尽管人们普遍认识到法律对野生动物的重要性保护(Freyfogle 2006),但在多学科保护文献和保护从业人员中,法律方法仍然是一个相对陌生的概念(Chapron et al.2017)。国际法研究方法主要包括辨别、分析和法律条款应用,包括根据《维也纳条约法公约》(1969年)编纂的格式对其进行解释。当结合对所涉问题的生态、社会经济和文化方面的见解时,这种分析就获得了效用。当来自其他学科的自然资源保护者与国际野生动物律师合作澄清国际条约对特定问题的影响时,尤其值得一提。为查明法律框架中的差距和不一致,最重要的是,查明并寻求改善法律适用的途径,以及在必要时改进法律本身。这包括提高我们对法律在保护冲突中的作用的洞察力,以及我们对何时最有效地利用法律的全部权重,而不是采取更为合作的方法的理解(Redpath et al.2015,Redpath et al.2017)。国际野生动物法诉讼本身也是一项典型的多学科事业,上述合作的其他适当环境包括野生动物制度的技术和咨询机构、国际自然保护联盟(IUCN)专家组和保护生物学协会(SCB)政策委员会。例如,制定美国环境评估执行情况审查程序的想法(由美国环境评估第4.6号决议制定)源自一名律师的提议,但该协议的多学科技术委员会参与评估拟议案例是否适当,启动该程序可能导致多学科团队进行现场评估。另一个例子是《拉姆萨尔公约》的科学和技术审查小组具有明显的多学科成员资格,目前由一名国际野生动物律师担任主席。

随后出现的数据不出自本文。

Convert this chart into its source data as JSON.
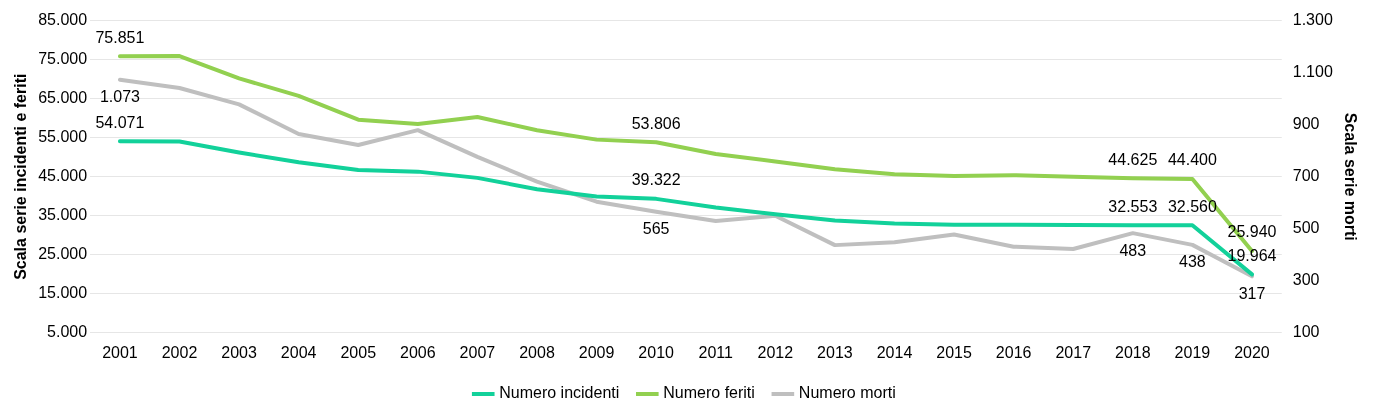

联合研究的例子包括:Cliquet(2009年)及其同事关于“气候变化适应的研究”;Beninde(2015)及其同事关于“外来入侵物种研究”;Trouwborst(2015)及其同事的“超越历史范围的殖民国家金豺法律地位”研究;Epstein(2016)和同事以及Trouwborst(2017)和同事的《生境指引》的“有利保育地位概念”研究;Selier(2016)及同事的“跨界象群”研究;Linnell(2016)及其同事的“边境安全围栏问题”研究;Redpath(2017)及同事的“大型食肉动物保护的合作方法”研究。当然,要想做出有意义的贡献,这类研究必须在实践中找到方法。例如,对豺狼的研究是为了应对关于该物种在没有历史记录的国家(如波罗的海国家)的法律地位混乱而做出的。具体地说,这项研究描绘了豺狼超出其历史分布范围的显著扩张,并将其与国际法律框架的解释性分析结合起来。这一多学科分析表明,从法律上讲,豺狼应该被视为欧洲充满活力的本地动物群的一部分,而不是作为一个外来物种,并有助于将豺狼从几个国家的外来物种名单中删除。

四、结论

由于在跨界范围内作出长期的、具有法律约束力的承诺,国际法律文书是重要的、不可或缺的保护工具。在探讨了国际野生动物法的重要性以及是否可以期待的方面之后,笔者相信,通过律师和其他保护专业人员的共同努力,可以改进国际野生动物法对生物多样性保护的贡献。我们可以取得许多成果,部分是通过加强法律框架本身,但特别是通过抓住推进现行《联合国海洋法公约》法律有效适用所提供的许多机会。笔者希望这篇文章可以在这条道路上迈出有用的一步。